Comment Re:Really? (Score 4, Insightful) 255
Too lazy to RTFA, I take the meaning of the summary this way:
Like a society can be judged by how it treats its elderly, infirm, and more fragile members, a coding project (open source or privately funded) can be judged by how it treats its least well regarded developer.
Are you Nazi Germany, do you show people the door based on the color of their eyes/hair, how tall they are, their GRE scores, or how they perform on some arbitrary admission test before you give a 15 minute in-person interview?
Are you Genghis Khan's Mongolia, do you abuse and then fire anyone who isn't running at the front of the pack? Rank and yank does not generally improve morale.

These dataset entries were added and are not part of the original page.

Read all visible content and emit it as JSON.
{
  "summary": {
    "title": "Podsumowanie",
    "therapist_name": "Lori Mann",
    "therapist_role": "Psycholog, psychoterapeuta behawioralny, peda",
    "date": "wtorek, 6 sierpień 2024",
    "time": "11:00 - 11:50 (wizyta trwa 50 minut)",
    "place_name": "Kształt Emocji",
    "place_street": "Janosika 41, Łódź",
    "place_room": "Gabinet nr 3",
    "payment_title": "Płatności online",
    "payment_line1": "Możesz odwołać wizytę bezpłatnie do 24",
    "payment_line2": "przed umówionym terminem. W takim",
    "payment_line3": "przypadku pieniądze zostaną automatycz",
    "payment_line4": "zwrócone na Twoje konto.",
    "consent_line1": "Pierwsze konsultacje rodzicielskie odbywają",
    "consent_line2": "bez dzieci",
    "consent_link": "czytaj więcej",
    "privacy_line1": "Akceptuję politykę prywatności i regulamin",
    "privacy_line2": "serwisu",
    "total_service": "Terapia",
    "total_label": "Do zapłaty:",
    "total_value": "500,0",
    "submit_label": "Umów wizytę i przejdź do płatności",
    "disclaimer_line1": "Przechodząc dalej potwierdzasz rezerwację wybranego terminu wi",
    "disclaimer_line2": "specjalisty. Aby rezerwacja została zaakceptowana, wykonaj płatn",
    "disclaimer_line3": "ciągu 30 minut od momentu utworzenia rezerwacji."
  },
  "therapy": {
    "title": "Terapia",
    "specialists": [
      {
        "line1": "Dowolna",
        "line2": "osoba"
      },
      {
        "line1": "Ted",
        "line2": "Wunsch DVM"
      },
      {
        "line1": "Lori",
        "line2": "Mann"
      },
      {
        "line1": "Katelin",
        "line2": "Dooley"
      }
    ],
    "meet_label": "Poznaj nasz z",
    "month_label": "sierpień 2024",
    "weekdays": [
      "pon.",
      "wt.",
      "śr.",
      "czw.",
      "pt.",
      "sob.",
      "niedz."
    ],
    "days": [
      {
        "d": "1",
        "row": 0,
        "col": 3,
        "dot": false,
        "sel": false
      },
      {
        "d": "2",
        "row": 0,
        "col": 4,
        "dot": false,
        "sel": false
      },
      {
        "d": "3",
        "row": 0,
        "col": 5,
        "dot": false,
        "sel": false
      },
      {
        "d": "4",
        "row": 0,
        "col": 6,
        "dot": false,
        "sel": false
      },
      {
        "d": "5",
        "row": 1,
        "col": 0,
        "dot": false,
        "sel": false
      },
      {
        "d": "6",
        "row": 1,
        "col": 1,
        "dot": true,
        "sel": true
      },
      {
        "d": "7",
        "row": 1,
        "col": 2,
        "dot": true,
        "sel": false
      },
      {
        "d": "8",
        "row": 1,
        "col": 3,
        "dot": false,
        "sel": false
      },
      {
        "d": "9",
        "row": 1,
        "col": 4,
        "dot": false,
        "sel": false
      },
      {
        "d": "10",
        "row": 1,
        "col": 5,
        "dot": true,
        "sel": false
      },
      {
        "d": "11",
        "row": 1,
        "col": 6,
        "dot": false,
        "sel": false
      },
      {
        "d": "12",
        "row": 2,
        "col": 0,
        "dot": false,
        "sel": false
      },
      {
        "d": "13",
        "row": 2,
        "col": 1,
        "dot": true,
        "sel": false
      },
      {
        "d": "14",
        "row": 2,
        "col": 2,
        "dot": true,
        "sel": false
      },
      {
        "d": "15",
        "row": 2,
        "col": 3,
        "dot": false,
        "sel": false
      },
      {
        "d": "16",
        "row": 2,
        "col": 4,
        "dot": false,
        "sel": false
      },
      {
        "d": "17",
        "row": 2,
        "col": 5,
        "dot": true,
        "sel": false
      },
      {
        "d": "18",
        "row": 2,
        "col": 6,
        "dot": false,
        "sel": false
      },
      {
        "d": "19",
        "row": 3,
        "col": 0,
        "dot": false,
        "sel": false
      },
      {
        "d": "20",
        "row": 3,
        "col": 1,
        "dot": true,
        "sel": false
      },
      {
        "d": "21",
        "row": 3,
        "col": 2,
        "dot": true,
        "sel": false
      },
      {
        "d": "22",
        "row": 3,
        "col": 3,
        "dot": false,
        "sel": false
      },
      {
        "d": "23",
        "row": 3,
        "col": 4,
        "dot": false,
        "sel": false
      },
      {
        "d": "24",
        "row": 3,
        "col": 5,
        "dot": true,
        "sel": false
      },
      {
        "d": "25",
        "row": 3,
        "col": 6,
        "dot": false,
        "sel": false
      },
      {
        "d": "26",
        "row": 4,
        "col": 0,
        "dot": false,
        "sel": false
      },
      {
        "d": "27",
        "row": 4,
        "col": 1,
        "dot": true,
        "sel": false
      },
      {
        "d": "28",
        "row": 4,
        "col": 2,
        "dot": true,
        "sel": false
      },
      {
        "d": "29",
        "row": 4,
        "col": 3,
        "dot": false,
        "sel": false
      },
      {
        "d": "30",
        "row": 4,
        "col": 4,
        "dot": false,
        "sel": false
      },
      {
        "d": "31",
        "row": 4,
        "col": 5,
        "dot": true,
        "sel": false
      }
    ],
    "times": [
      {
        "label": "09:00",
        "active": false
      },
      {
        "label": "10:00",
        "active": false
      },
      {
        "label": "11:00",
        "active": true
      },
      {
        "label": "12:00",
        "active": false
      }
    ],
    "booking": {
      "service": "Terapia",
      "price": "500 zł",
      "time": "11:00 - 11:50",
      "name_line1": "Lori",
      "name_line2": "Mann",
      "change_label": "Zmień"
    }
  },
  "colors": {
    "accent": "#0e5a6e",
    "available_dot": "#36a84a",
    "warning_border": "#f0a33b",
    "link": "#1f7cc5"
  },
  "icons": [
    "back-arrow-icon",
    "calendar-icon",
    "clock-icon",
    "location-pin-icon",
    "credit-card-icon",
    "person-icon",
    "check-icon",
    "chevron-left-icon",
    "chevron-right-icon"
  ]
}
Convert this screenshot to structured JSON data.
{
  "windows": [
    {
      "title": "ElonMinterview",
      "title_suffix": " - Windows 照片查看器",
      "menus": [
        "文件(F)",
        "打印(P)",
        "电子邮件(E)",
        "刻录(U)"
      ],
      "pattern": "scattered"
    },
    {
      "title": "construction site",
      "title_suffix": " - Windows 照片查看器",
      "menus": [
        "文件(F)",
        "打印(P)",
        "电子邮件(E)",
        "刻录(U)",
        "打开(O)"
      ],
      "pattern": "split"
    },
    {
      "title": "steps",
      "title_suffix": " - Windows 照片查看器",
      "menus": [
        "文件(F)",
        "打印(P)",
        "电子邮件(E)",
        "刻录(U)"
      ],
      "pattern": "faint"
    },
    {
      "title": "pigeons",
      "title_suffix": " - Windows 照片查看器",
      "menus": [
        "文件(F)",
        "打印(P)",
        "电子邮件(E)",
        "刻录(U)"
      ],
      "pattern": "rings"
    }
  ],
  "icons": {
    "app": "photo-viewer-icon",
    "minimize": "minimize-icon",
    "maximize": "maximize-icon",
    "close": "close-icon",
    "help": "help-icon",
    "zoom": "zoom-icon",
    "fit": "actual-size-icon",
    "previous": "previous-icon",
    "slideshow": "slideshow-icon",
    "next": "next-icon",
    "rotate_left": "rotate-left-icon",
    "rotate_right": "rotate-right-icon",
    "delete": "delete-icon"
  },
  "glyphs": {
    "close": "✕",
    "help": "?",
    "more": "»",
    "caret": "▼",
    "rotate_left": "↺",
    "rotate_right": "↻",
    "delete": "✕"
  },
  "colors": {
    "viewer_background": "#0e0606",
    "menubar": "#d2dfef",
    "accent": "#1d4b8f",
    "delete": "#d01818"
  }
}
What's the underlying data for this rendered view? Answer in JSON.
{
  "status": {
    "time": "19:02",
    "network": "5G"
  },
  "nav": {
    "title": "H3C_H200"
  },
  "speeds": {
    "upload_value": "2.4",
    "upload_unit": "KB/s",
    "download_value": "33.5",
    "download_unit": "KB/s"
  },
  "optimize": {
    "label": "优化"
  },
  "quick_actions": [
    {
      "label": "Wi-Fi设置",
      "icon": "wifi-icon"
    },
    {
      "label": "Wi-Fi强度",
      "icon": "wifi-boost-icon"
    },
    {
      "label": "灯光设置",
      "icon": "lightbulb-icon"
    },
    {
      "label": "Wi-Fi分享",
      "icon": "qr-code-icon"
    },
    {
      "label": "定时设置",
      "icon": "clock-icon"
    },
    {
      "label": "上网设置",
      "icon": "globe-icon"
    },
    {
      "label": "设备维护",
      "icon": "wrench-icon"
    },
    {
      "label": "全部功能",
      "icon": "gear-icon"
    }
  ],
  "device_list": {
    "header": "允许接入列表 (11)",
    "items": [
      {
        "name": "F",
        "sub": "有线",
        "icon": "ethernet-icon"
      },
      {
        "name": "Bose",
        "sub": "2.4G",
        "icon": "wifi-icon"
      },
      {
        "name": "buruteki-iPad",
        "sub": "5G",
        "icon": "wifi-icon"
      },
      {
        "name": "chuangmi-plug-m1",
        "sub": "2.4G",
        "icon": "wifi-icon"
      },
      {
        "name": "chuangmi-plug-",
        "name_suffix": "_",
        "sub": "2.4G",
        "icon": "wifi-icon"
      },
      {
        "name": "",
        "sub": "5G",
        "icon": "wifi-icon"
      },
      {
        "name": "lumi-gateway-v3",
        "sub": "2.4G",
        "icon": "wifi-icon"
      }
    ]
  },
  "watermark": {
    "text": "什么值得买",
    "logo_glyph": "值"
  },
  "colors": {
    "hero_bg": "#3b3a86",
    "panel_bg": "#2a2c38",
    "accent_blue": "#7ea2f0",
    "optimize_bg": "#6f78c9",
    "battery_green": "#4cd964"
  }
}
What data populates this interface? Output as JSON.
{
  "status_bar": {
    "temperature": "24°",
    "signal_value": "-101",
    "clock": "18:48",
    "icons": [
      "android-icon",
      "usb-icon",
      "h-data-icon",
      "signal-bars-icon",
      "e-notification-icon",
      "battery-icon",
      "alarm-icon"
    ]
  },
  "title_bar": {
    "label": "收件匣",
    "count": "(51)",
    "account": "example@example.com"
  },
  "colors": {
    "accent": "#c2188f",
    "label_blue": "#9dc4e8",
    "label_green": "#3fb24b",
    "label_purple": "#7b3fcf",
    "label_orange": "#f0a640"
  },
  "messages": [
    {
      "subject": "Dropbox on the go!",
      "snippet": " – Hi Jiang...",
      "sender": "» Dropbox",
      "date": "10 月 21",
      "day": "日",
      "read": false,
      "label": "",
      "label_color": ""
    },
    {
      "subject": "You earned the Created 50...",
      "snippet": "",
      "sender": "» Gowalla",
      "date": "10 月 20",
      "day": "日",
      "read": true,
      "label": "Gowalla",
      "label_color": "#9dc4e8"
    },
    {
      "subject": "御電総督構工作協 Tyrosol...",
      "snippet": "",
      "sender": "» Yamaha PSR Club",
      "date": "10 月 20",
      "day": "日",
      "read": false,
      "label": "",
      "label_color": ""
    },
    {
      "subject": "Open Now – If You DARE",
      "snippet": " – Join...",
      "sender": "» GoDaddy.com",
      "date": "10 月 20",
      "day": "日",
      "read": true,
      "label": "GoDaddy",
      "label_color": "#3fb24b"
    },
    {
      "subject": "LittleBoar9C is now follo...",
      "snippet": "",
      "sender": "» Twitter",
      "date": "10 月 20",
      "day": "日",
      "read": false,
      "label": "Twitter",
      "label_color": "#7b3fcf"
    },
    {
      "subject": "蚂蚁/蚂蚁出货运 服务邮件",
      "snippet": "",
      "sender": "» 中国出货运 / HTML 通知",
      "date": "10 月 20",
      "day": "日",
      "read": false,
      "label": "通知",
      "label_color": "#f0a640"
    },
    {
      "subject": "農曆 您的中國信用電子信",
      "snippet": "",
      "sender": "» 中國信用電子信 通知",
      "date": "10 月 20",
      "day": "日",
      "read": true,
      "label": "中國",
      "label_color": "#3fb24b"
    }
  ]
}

Are you the European Middle Ages, do you just ignore your weaker team members and let them be consumed by plague rats / drown in their own stinking code while you isolate the shipping product in the ivory tower?
Are you a more modern quasi-socialist society where you educate your weaker team members as best you can and enable them to contribute as they are capable?
There are cases to be made for the advantages and efficiencies of all approaches, but, generally, you need to be a strong development team to carry and build up the weaker team members - if everybody is too focused on product and producing to care about helping their fellow team members to improve, your team is overtaxed (too weak for the job at hand) and probably not able to perform well (provide a reliable living wage for the developers while producing and maintaining the product) in the long term.